The cost question is another one. I recently saw an analysis looking at what's the cost of adjuvant osimertinib, and it's pretty high per QALY, versus what the cost for chemotherapy. And that becomes more of a-- like, really a global health question. When you're having that individual patient decision, it's very difficult to bring cost in because how does one value the life of the person right there talking with you?
But we all need to be able to step back and think about that from a societal perspective because if, by treating someone with ajemian immune therapy, which is going to reduce their chance of their cancer coming back by 34%, then is that going to be enough to, say, that avoid giving vaccines to another large group of patients, where those health care dollars are being used here versus there? Those are the big global questions that I'm not going to be able to answer in this presentation, but things that we need to be thinking about from a societal standpoint as we do proceed with approving different treatments.
So to kind of step back from it, with IMpower010, this is the first global trial looking at adjuvant immune therapy in lung cancer. And we hit the disease-free survival endpoint. It seems to be biomarker-driven with the patients whose tumors express PDL1 being the ones who benefit and the patients whose tumors do not not benefiting.
We wait to see how approvals go, but very optimistic that this is going to become an option for our patients. And, of course, we need to wait to see what the overall survival benefit is to know the true benefit. But at this time, I think there's a lot of hope.
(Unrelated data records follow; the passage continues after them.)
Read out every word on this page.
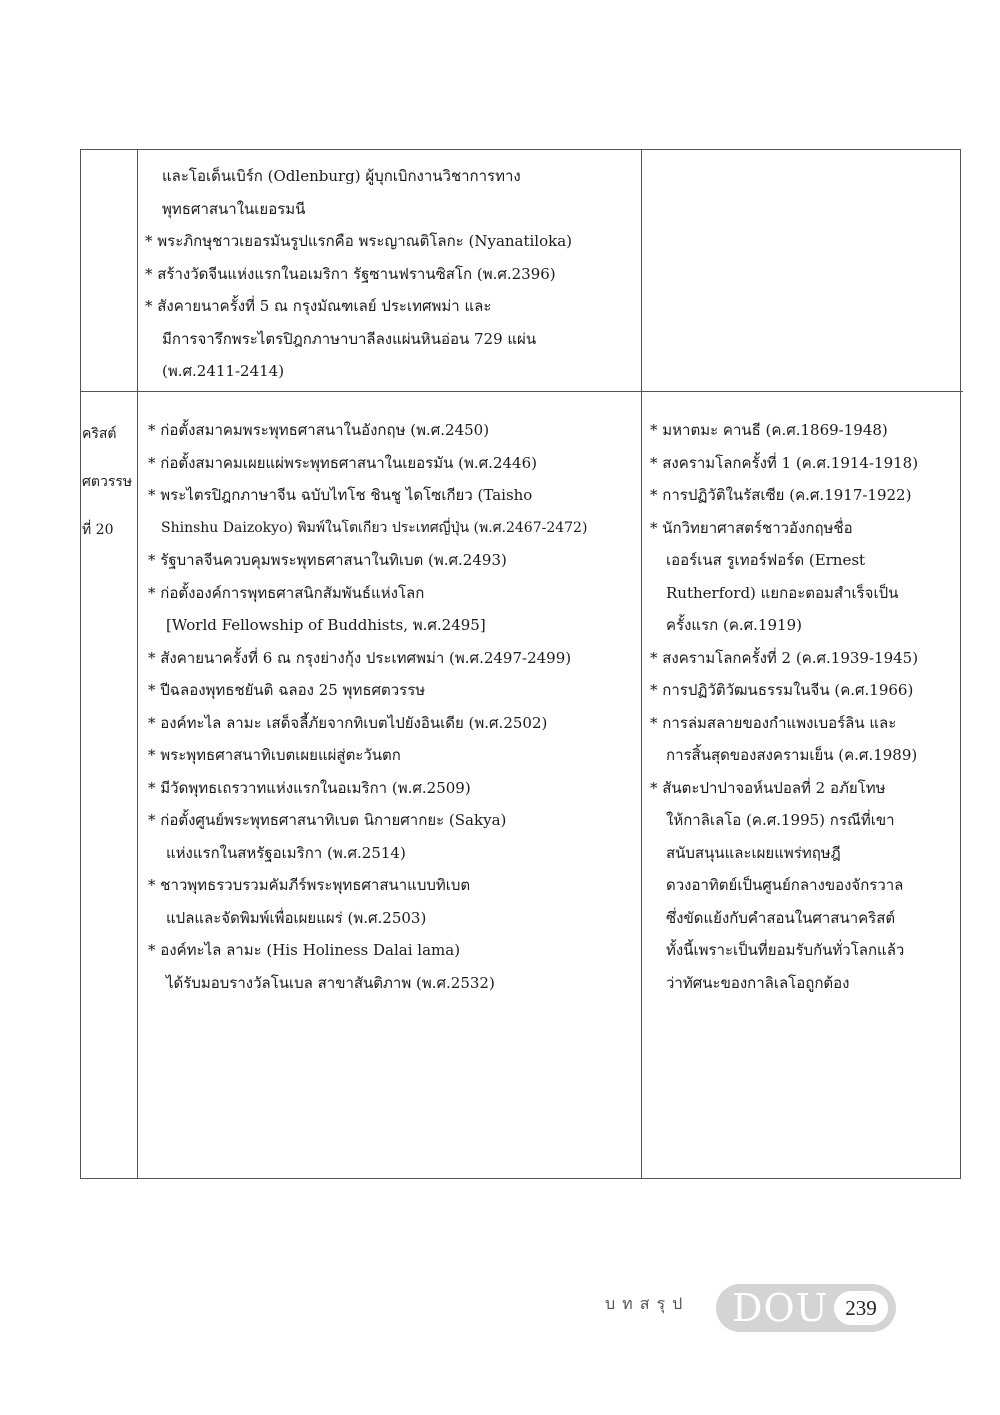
และโอเด็นเบิร์ก (Odlenburg) ผู้บุกเบิกงานวิชาการทาง
พุทธศาสนาในเยอรมนี
* พระภิกษุชาวเยอรมันรูปแรกคือ พระญาณติโลกะ (Nyanatiloka)
* สร้างวัดจีนแห่งแรกในอเมริกา รัฐซานฟรานซิสโก (พ.ศ.2396)
* สังคายนาครั้งที่ 5 ณ กรุงมัณฑเลย์ ประเทศพม่า และ
มีการจารึกพระไตรปิฎกภาษาบาลีลงแผ่นหินอ่อน 729 แผ่น
(พ.ศ.2411-2414)
คริสต์
ศตวรรษ
ที่ 20
* ก่อตั้งสมาคมพระพุทธศาสนาในอังกฤษ (พ.ศ.2450)
* ก่อตั้งสมาคมเผยแผ่พระพุทธศาสนาในเยอรมัน (พ.ศ.2446)
* พระไตรปิฎกภาษาจีน ฉบับไทโช ชินชู ไดโซเกียว (Taisho
Shinshu Daizokyo) พิมพ์ในโตเกียว ประเทศญี่ปุ่น (พ.ศ.2467-2472)
* รัฐบาลจีนควบคุมพระพุทธศาสนาในทิเบต (พ.ศ.2493)
* ก่อตั้งองค์การพุทธศาสนิกสัมพันธ์แห่งโลก
[World Fellowship of Buddhists, พ.ศ.2495]
* สังคายนาครั้งที่ 6 ณ กรุงย่างกุ้ง ประเทศพม่า (พ.ศ.2497-2499)
* ปีฉลองพุทธชยันติ ฉลอง 25 พุทธศตวรรษ
* องค์ทะไล ลามะ เสด็จลี้ภัยจากทิเบตไปยังอินเดีย (พ.ศ.2502)
* พระพุทธศาสนาทิเบตเผยแผ่สู่ตะวันตก
* มีวัดพุทธเถรวาทแห่งแรกในอเมริกา (พ.ศ.2509)
* ก่อตั้งศูนย์พระพุทธศาสนาทิเบต นิกายศากยะ (Sakya)
แห่งแรกในสหรัฐอเมริกา (พ.ศ.2514)
* ชาวพุทธรวบรวมคัมภีร์พระพุทธศาสนาแบบทิเบต
แปลและจัดพิมพ์เพื่อเผยแผร่ (พ.ศ.2503)
* องค์ทะไล ลามะ (His Holiness Dalai lama)
ได้รับมอบรางวัลโนเบล สาขาสันติภาพ (พ.ศ.2532)
* มหาตมะ คานธี (ค.ศ.1869-1948)
* สงครามโลกครั้งที่ 1 (ค.ศ.1914-1918)
* การปฏิวัติในรัสเซีย (ค.ศ.1917-1922)
* นักวิทยาศาสตร์ชาวอังกฤษชื่อ
เออร์เนส รูเทอร์ฟอร์ด (Ernest
Rutherford) แยกอะตอมสำเร็จเป็น
ครั้งแรก (ค.ศ.1919)
* สงครามโลกครั้งที่ 2 (ค.ศ.1939-1945)
* การปฏิวัติวัฒนธรรมในจีน (ค.ศ.1966)
* การล่มสลายของกำแพงเบอร์ลิน และ
การสิ้นสุดของสงครามเย็น (ค.ศ.1989)
* สันตะปาปาจอห์นปอลที่ 2 อภัยโทษ
ให้กาลิเลโอ (ค.ศ.1995) กรณีที่เขา
สนับสนุนและเผยแพร่ทฤษฎี
ดวงอาทิตย์เป็นศูนย์กลางของจักรวาล
ซึ่งขัดแย้งกับคำสอนในศาสนาคริสต์
ทั้งนี้เพราะเป็นที่ยอมรับกันทั่วโลกแล้ว
ว่าทัศนะของกาลิเลโอถูกต้อง
บทสรุป DOU 239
As we are awaiting the longer term outcomes from this study, the things that we need to really focus on are understanding the subsets a little bit better. So we know that in the stage II to IIIA with the highest PDL1 expression, that greater than 50%, that the hazard ratio there is 0.43.
We didn't put it in as a prespecified and point to look at what about other cut points on PDL1 expression, but I think that is going to be important as we then get to that decision making with the patient about, well, based on what we know about you and your tumor, what's the probability this treatment is going to help. Because the possibility of harm pretty much stays static regardless of the PDL1 expression. It's just that the ratio changes of the benefit to harm. So we'll need to look at that.
And we obviously need to continue to improve the biomarkers so we know which patients we're helping the most, and the biomarker being the PDL1, but also what about the driver mutations? We did look at that in the subset of patients with nonsquamous histology. And for those with ALK, didn't seem to benefit at all, regardless of whether they had PDL1 expression.
For those with EGFR, there's questions there that need to be further explored. Obviously, the disease-free survival hazard ratio with osimertinib is far better than what we saw with this study. But once we get into overall survival results from those two different studies, there might be subsets where we have to really discuss one versus the other as possibilities.
The other things we'll need to be continuing to look at are, are there differences in patterns of recurrence, are there differences based on the toxicity seen. So there are a lot of questions that still remain to be asked, surgical subsets as well, and whether there were any interactions based on which chemotherapy the patient received. So many questions still to be asked.